Litecoin Network Recovers from Denial-of-Service Attack and Block Reorganization

On Friday and Saturday, the Litecoin network experienced a 13-block chain reorganization, effectively rewinding 32 minutes of network activity. This occurred after attackers exploited a vulnerability in the Mimblewimble Extension Block (MWEB) protocol, enabling a denial-of-service attack against major mining pools. The vulnerability allowed invalid MWEB transactions to bypass nodes that had not been updated, before the network's longest valid chain corrected them. Following the incident, Litecoin Core released version 0.21.5.4, which includes important security updates, and users are advised to upgrade. According to the Litecoin Foundation, the bug has been fully patched, and the network is now operating normally. However, security researchers have pointed out that the vulnerability was privately patched between March 19 and 26, roughly four weeks before the attack, and the fix had not been publicly announced or mandated for all mining pools. This created a window of opportunity for attackers, who appeared to be aware of which miners were running the patched code and which were still vulnerable. The attack involved a denial-of-service vulnerability that was patched on April 25, and both fixes were included in the release 0.21.5.4 after the attack had begun. The exploitation of the vulnerability has raised concerns about the network's vulnerability to such attacks and the need for more coordinated and timely responses to security patches. Blockchain data showed that the attacker had pre-funded a wallet 38 hours before the exploit and had configured the destination address to swap LTC for ETH on a decentralized exchange.

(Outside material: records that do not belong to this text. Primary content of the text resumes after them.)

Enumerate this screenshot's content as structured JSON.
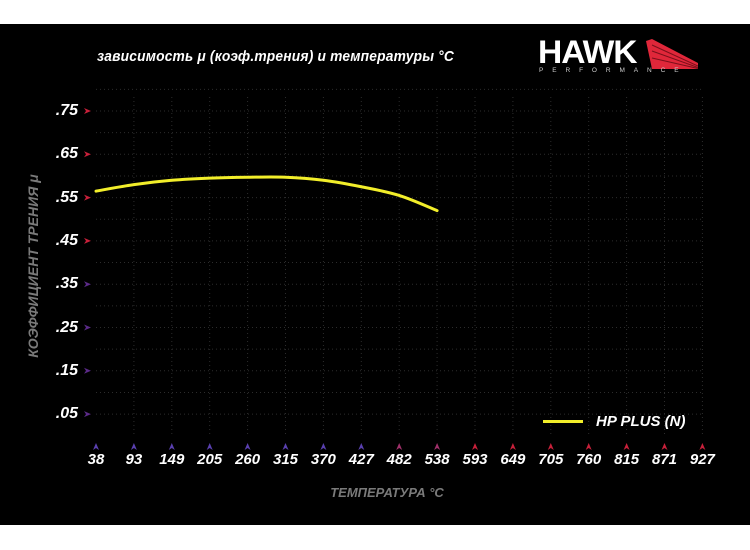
{
  "title": "зависимость μ (коэф.трения) и температуры °C",
  "logo": {
    "brand": "HAWK",
    "sub": "PERFORMANCE",
    "accent": "#e0273a"
  },
  "axes": {
    "ylabel": "КОЭФФИЦИЕНТ ТРЕНИЯ μ",
    "xlabel": "ТЕМПЕРАТУРА °C"
  },
  "legend": {
    "label": "HP PLUS (N)",
    "color": "#f2ee2a"
  },
  "colors": {
    "background": "#000000",
    "axis_red": "#c8203a",
    "axis_blue": "#3b2e91",
    "curve": "#f2ee2a",
    "grid": "#2a2a2a"
  },
  "chart_data": {
    "type": "line",
    "title": "зависимость μ (коэф.трения) и температуры °C",
    "xlabel": "ТЕМПЕРАТУРА °C",
    "ylabel": "КОЭФФИЦИЕНТ ТРЕНИЯ μ",
    "x_ticks": [
      "38",
      "93",
      "149",
      "205",
      "260",
      "315",
      "370",
      "427",
      "482",
      "538",
      "593",
      "649",
      "705",
      "760",
      "815",
      "871",
      "927"
    ],
    "y_ticks": [
      ".75",
      ".65",
      ".55",
      ".45",
      ".35",
      ".25",
      ".15",
      ".05"
    ],
    "ylim": [
      0.0,
      0.8
    ],
    "xlim": [
      38,
      927
    ],
    "grid": true,
    "legend_position": "lower right",
    "series": [
      {
        "name": "HP PLUS (N)",
        "color": "#f2ee2a",
        "x": [
          38,
          93,
          149,
          205,
          260,
          315,
          370,
          427,
          482,
          538
        ],
        "values": [
          0.565,
          0.58,
          0.59,
          0.595,
          0.597,
          0.597,
          0.59,
          0.575,
          0.555,
          0.52
        ]
      }
    ]
  }
}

The denial-of-service attack and the MWEB bug were separate components, designed to take patched mining nodes offline and allow unpatched nodes to form a chain that included invalid transactions. The network's automatic handling of the 13-block reorganization once the DoS stopped suggests that enough hashrate was running updated code to eventually overpower the attack. The incident highlights the differences in how various networks respond to exploits and the challenges faced by older proof-of-work networks like Litecoin and bitcoin in coordinating upgrades and pushing patches network-wide.